Doobov comments that it's much wiser to map out the desired loan structure and features first, and then start shopping around for lenders that will approve the loan structure at a low rate.
"This saves clients thousands of dollars, as they then have the right structured loan and it will cater for their needs now and well into the future," he adds.
Getting the right loan in the first place is particularly important for investors, who often need to make use of loan features like offset accounts and redraw facilities – and can save you from costly interest payments and refinances further down the track.
9. Dinky deposits
Several years ago, it was more than possible to buy a house without having to put any money down. However, the days of 100% home loans are gone, and almost all lenders require a home loan applicant to have a genuine savings deposit of at least 5% of the purchase price. Sometimes a lender will require even more.

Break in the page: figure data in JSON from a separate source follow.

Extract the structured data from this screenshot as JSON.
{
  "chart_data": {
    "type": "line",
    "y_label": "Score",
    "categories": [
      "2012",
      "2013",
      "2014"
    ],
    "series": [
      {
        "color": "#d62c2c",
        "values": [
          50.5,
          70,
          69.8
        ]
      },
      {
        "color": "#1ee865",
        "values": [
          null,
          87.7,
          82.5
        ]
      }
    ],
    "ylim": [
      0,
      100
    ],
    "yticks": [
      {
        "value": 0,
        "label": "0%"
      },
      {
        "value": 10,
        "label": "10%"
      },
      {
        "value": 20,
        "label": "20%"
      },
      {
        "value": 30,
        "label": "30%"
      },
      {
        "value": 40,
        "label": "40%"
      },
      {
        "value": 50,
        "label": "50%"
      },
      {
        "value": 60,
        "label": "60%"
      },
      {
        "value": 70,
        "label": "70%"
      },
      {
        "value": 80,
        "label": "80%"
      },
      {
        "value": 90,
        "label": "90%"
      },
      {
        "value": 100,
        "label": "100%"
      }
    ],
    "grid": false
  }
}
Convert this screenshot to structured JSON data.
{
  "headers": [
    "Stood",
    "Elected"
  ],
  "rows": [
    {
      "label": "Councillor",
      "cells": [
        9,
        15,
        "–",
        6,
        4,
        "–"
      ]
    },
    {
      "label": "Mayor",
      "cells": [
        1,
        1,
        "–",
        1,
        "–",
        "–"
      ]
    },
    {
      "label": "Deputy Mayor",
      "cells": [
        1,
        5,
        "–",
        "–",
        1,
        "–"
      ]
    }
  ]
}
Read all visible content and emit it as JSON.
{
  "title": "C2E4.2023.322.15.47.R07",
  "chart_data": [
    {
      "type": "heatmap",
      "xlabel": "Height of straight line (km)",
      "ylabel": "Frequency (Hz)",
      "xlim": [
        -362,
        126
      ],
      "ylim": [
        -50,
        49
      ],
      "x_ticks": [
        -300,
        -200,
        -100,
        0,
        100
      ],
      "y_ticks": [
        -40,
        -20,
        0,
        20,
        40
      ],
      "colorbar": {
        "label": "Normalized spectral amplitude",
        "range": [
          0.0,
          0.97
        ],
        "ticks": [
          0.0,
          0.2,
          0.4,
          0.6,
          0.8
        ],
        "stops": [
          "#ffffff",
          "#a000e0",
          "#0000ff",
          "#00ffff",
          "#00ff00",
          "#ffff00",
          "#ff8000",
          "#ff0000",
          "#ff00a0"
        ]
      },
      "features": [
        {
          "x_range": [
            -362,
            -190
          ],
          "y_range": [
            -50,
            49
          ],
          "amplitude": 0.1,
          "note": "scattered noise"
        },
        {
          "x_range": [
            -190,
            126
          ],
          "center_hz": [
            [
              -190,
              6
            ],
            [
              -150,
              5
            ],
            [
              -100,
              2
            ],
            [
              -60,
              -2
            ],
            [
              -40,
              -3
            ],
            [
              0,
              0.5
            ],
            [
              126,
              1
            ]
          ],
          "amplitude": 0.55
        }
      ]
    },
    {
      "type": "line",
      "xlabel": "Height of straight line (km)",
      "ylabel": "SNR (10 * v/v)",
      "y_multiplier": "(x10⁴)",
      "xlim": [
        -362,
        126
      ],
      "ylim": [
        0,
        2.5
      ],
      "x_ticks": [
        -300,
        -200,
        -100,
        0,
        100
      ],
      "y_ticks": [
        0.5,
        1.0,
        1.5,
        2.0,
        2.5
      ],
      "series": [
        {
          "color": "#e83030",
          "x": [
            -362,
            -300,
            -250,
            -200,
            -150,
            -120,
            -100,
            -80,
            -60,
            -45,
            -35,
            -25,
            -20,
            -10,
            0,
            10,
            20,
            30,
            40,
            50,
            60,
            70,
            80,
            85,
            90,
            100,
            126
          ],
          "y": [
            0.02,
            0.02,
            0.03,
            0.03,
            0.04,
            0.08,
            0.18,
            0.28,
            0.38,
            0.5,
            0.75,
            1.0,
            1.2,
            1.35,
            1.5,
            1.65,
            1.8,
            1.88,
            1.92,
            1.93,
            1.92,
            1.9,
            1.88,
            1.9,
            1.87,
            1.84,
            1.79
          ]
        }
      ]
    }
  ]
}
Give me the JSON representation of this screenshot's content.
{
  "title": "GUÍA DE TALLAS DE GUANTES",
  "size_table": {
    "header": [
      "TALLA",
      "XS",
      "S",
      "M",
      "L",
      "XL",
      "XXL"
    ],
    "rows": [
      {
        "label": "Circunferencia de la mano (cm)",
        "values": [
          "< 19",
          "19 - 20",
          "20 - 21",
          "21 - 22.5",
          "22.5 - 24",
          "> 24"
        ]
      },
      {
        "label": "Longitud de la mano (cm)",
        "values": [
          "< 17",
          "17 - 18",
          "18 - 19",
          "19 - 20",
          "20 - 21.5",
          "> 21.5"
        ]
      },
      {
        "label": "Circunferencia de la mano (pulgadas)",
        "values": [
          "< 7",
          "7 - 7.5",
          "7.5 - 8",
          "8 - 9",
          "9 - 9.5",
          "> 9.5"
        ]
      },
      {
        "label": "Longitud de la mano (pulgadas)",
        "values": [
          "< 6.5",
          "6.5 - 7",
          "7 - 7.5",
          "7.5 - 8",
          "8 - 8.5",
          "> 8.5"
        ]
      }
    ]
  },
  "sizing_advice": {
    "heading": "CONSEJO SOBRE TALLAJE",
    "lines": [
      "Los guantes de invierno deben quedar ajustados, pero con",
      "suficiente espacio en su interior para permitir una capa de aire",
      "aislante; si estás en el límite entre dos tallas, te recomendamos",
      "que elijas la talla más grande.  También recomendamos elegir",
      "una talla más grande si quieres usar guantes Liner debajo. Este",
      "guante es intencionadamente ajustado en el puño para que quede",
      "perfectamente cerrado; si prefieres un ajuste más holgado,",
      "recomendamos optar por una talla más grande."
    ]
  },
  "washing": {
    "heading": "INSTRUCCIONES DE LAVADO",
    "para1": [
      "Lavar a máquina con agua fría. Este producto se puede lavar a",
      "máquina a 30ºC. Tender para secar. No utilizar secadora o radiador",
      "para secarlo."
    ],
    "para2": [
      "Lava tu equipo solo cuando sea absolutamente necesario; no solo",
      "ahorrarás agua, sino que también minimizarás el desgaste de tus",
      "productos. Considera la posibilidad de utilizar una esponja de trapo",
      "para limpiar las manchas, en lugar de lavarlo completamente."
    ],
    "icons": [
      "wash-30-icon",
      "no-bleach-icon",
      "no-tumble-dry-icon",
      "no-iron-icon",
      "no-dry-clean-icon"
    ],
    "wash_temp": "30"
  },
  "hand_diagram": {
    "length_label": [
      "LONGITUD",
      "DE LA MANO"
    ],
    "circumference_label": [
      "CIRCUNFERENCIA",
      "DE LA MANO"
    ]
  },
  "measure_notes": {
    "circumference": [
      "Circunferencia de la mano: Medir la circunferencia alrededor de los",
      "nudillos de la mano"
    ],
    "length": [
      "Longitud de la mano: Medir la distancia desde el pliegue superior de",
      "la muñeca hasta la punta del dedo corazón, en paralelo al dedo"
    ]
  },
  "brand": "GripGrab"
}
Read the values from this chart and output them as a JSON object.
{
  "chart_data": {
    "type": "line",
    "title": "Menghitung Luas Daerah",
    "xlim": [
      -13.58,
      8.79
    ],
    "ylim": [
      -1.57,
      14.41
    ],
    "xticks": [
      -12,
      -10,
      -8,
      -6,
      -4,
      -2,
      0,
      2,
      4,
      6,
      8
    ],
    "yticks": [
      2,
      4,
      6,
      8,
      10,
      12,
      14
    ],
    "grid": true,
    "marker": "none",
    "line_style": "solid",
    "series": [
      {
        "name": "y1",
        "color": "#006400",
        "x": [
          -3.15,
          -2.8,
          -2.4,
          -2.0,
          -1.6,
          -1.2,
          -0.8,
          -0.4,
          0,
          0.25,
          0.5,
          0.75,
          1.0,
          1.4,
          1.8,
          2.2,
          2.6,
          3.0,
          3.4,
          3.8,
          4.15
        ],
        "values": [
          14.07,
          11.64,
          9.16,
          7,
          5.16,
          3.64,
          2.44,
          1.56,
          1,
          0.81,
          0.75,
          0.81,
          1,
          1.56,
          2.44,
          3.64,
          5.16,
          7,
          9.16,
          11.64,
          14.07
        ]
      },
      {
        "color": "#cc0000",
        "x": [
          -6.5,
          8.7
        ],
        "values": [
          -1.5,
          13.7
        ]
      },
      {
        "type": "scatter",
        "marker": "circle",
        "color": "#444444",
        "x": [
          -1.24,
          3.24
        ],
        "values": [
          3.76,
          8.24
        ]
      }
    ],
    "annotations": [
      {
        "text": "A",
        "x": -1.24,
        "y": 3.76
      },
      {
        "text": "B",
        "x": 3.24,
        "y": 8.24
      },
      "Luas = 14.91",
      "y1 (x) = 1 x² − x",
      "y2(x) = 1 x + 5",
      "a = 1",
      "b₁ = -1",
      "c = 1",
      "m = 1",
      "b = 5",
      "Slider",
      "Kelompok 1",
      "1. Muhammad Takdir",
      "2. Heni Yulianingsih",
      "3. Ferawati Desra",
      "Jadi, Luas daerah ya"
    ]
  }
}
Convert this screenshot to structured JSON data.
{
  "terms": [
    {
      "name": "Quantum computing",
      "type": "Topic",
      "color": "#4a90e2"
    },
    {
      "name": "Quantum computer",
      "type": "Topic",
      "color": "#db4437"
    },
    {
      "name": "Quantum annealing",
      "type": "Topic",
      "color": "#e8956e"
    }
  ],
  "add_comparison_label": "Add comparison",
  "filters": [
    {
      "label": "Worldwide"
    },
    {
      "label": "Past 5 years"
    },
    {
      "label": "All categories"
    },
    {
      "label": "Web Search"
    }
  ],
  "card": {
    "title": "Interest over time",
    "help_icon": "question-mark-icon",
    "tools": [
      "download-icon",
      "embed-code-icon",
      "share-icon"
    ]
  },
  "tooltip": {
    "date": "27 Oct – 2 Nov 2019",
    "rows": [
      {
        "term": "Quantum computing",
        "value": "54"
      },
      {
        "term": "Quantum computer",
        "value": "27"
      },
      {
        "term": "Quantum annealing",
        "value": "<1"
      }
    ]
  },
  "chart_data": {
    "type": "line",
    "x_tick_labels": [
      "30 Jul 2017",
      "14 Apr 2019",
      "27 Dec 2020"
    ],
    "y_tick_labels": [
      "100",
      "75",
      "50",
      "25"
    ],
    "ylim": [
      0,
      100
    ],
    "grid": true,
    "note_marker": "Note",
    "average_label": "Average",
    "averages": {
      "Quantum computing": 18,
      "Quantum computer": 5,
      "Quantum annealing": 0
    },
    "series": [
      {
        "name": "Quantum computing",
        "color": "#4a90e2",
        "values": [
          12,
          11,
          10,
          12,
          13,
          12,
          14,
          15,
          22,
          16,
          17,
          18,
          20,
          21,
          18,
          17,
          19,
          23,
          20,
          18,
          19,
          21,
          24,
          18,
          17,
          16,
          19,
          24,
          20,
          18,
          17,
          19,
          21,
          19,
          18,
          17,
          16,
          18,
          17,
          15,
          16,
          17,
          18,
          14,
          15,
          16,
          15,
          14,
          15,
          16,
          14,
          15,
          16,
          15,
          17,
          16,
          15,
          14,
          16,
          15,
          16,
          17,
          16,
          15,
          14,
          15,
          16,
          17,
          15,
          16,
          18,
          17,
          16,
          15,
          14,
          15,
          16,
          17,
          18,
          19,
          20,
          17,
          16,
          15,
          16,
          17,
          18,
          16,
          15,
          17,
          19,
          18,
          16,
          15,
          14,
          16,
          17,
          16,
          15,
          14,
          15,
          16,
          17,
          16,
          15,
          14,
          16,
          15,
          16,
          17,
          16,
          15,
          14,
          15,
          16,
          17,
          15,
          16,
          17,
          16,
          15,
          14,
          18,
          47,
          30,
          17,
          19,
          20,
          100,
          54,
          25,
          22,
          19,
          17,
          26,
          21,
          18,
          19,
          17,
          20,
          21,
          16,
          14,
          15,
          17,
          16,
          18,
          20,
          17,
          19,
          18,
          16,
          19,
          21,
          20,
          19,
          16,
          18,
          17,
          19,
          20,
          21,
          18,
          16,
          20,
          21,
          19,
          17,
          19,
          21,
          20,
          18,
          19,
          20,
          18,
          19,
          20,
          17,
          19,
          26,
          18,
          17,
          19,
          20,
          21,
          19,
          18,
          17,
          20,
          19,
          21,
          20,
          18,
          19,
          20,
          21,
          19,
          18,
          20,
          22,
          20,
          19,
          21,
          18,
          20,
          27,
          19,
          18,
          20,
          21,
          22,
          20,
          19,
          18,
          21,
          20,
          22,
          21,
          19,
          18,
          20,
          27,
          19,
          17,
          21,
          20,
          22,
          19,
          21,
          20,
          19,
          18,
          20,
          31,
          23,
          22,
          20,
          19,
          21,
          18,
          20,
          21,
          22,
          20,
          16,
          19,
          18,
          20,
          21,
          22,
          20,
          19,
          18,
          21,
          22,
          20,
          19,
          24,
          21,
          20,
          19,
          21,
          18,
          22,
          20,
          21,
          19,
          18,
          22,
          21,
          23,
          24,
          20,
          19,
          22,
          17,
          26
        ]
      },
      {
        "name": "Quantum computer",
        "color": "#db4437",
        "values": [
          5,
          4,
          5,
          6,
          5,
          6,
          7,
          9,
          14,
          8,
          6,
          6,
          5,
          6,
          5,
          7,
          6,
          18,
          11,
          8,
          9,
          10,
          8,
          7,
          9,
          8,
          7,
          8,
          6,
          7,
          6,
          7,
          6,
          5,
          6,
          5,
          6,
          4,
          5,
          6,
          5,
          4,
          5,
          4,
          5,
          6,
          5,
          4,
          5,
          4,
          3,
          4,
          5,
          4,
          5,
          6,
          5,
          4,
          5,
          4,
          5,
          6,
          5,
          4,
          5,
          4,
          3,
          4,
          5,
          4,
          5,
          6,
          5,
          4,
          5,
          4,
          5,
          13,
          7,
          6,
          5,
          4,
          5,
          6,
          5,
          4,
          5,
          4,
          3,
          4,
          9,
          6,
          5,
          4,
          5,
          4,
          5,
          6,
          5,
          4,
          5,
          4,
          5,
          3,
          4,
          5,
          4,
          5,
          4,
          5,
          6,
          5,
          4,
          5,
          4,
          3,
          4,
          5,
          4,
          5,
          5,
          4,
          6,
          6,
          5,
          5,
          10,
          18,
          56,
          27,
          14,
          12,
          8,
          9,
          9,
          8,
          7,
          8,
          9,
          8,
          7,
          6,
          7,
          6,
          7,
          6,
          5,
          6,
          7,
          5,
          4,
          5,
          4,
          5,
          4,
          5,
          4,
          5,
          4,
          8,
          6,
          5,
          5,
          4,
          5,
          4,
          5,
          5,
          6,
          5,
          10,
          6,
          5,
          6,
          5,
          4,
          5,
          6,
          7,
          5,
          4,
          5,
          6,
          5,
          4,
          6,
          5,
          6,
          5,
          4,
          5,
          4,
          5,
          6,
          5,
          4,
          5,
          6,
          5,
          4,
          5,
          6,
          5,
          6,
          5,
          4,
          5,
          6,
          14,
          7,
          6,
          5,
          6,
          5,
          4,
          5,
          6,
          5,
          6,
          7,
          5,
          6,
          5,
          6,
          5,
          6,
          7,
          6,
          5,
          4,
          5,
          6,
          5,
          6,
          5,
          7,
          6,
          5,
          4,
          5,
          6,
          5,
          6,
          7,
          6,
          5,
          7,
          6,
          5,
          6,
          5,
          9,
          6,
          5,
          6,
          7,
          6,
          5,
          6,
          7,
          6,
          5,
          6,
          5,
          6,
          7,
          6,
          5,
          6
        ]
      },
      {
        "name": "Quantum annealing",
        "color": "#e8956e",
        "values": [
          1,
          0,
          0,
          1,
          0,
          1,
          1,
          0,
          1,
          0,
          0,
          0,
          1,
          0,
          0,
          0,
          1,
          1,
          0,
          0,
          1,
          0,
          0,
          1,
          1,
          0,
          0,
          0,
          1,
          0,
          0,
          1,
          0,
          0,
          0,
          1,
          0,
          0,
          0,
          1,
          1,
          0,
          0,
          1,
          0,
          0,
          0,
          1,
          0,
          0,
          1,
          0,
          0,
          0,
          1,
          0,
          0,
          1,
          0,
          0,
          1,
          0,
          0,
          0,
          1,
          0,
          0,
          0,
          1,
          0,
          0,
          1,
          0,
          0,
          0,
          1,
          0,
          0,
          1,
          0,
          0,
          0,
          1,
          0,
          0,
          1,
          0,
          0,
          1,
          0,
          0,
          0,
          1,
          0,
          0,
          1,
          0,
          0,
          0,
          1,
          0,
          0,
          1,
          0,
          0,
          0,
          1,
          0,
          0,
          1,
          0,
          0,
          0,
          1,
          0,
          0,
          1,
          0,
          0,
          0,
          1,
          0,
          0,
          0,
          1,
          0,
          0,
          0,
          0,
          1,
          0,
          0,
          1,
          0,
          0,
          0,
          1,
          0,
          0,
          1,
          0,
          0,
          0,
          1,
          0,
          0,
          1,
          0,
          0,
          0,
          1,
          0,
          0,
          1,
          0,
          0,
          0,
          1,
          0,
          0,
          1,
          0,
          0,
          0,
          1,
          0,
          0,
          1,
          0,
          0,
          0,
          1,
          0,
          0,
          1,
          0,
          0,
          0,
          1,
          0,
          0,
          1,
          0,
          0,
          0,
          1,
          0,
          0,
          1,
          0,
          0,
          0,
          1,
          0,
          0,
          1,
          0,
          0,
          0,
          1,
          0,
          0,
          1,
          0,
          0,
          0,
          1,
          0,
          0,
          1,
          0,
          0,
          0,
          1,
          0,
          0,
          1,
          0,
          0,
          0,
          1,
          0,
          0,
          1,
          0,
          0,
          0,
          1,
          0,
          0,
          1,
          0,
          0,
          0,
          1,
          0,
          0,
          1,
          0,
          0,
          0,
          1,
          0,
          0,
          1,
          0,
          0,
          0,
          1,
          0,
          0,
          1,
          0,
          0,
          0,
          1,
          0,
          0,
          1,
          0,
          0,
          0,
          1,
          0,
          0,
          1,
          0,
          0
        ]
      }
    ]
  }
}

While this may not be a problem for investors looking to leverage equity in their existing home, it can present problems for first-timers pulling together cash for an investment – especially when you factor in extra purchase costs (see below), which you may or may not be able to work into your loan amount.
The answer? Do your homework. Educate yourself about the market before you start looking for a property and get a handle on how much you really need before committing to a purchase – and then add a buffer of at least 5% on top. This applies whether you're using equity to fund the deposit or putting in hard-saved cash.
10. Purchase cost pain
As mentioned above, there are a wide range of purchase costs in addition to your deposit, including (but not restricted to): lenders mortgage insurance, stamp duty, legal costs, application fees, solicitor fees and inspection fees.
It's easy to forget all the fees that mount up, and they can easily derail your cash flow projections, says Doobov.
"You don't want to find out on the day of settlement that you are $30,000 short," he says. "Do a cash flow summary well before you exchange on a property to ensure that you have enough cash to fund the purchase and associated costs."
It might be a good idea to speak to friends, family, mortgage brokers or real estate agents, as they can help advise you about the costs you need to pay – and those that you don't. They'll also be able to give you an insight into ongoing costs, such as land rates, strata management costs, maintenance, insurance and property management.